Add examples for frozenlake and emailsearch (#94)

2026-01-19 12:25:13 +08:00
parent 3821fb04ac
commit 654c35127a
26 changed files with 3370 additions and 14 deletions
--- a/tuner/frozen_lake/README.md
+++ b/tuner/frozen_lake/README.md
@@ -0,0 +1,271 @@
+# Training FrozenLake Agent with RL using AgentScope-Tuner
+
+## Summary
+
+This example demonstrates how to use AgentScope-Tuner to implement reinforcement fine-tuning for the [Frozen Lake](https://gymnasium.farama.org/environments/toy_text/frozen_lake/) task using [Trinity-RFT](https://github.com/agentscope-ai/Trinity-RFT). The agent learns to navigate a frozen lake grid from a starting position to a goal while avoiding holes through multi-step interactions with the environment.
+
+## Task Setting
+
+### Agent Goal
+The agent's objective is to navigate from the starting position (S) to the goal position (G) on a frozen lake grid without falling into holes (H).

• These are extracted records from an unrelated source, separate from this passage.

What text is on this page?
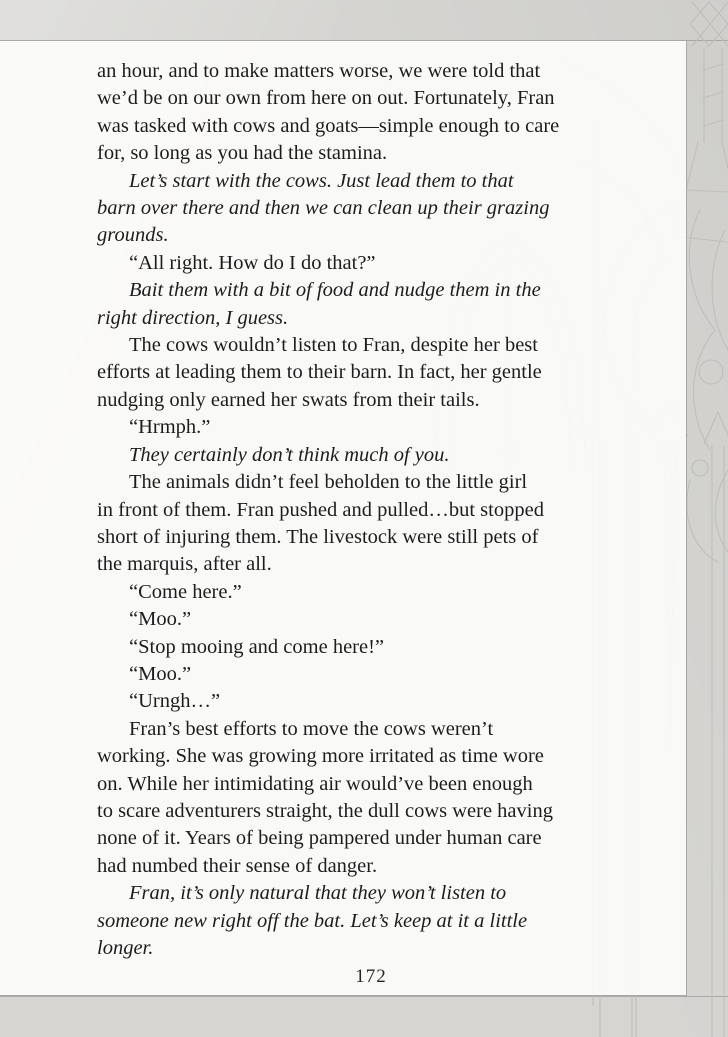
an hour, and to make matters worse, we were told that
we’d be on our own from here on out. Fortunately, Fran
was tasked with cows and goats—simple enough to care
for, so long as you had the stamina.
Let’s start with the cows. Just lead them to that
barn over there and then we can clean up their grazing
grounds.
“All right. How do I do that?”
Bait them with a bit of food and nudge them in the
right direction, I guess.
The cows wouldn’t listen to Fran, despite her best
efforts at leading them to their barn. In fact, her gentle
nudging only earned her swats from their tails.
“Hrmph.”
They certainly don’t think much of you.
The animals didn’t feel beholden to the little girl
in front of them. Fran pushed and pulled…but stopped
short of injuring them. The livestock were still pets of
the marquis, after all.
“Come here.”
“Moo.”
“Stop mooing and come here!”
“Moo.”
“Urngh…”
Fran’s best efforts to move the cows weren’t
working. She was growing more irritated as time wore
on. While her intimidating air would’ve been enough
to scare adventurers straight, the dull cows were having
none of it. Years of being pampered under human care
had numbed their sense of danger.
Fran, it’s only natural that they won’t listen to
someone new right off the bat. Let’s keep at it a little
longer.
172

The agent must:
+- Plan a path through frozen tiles (F) to reach the goal
+- Avoid holes that terminate the episode with zero reward
+- Complete the task within a limited number of steps
+
+### Agent Type
+The agent is implemented as a **ReActAgent** (Reasoning and Acting Agent) that:
+- Observes the current state of the frozen lake grid
+- Reasons about the best action to take
+- Executes actions (Up, Down, Left, Right) to move through the environment
+- Maintains internal state across multiple steps in an episode
+
+### Environment
+The environment is based on Gymnasium's FrozenLake environment, wrapped to provide:
+- **Grid-based navigation**: Randomly generated maps with configurable size (2x2 to 6x6)
+- **Tile types**:
+  - `S`: Start position
+  - `F`: Frozen tile (safe to walk on)
+  - `H`: Hole (terminates episode with reward 0)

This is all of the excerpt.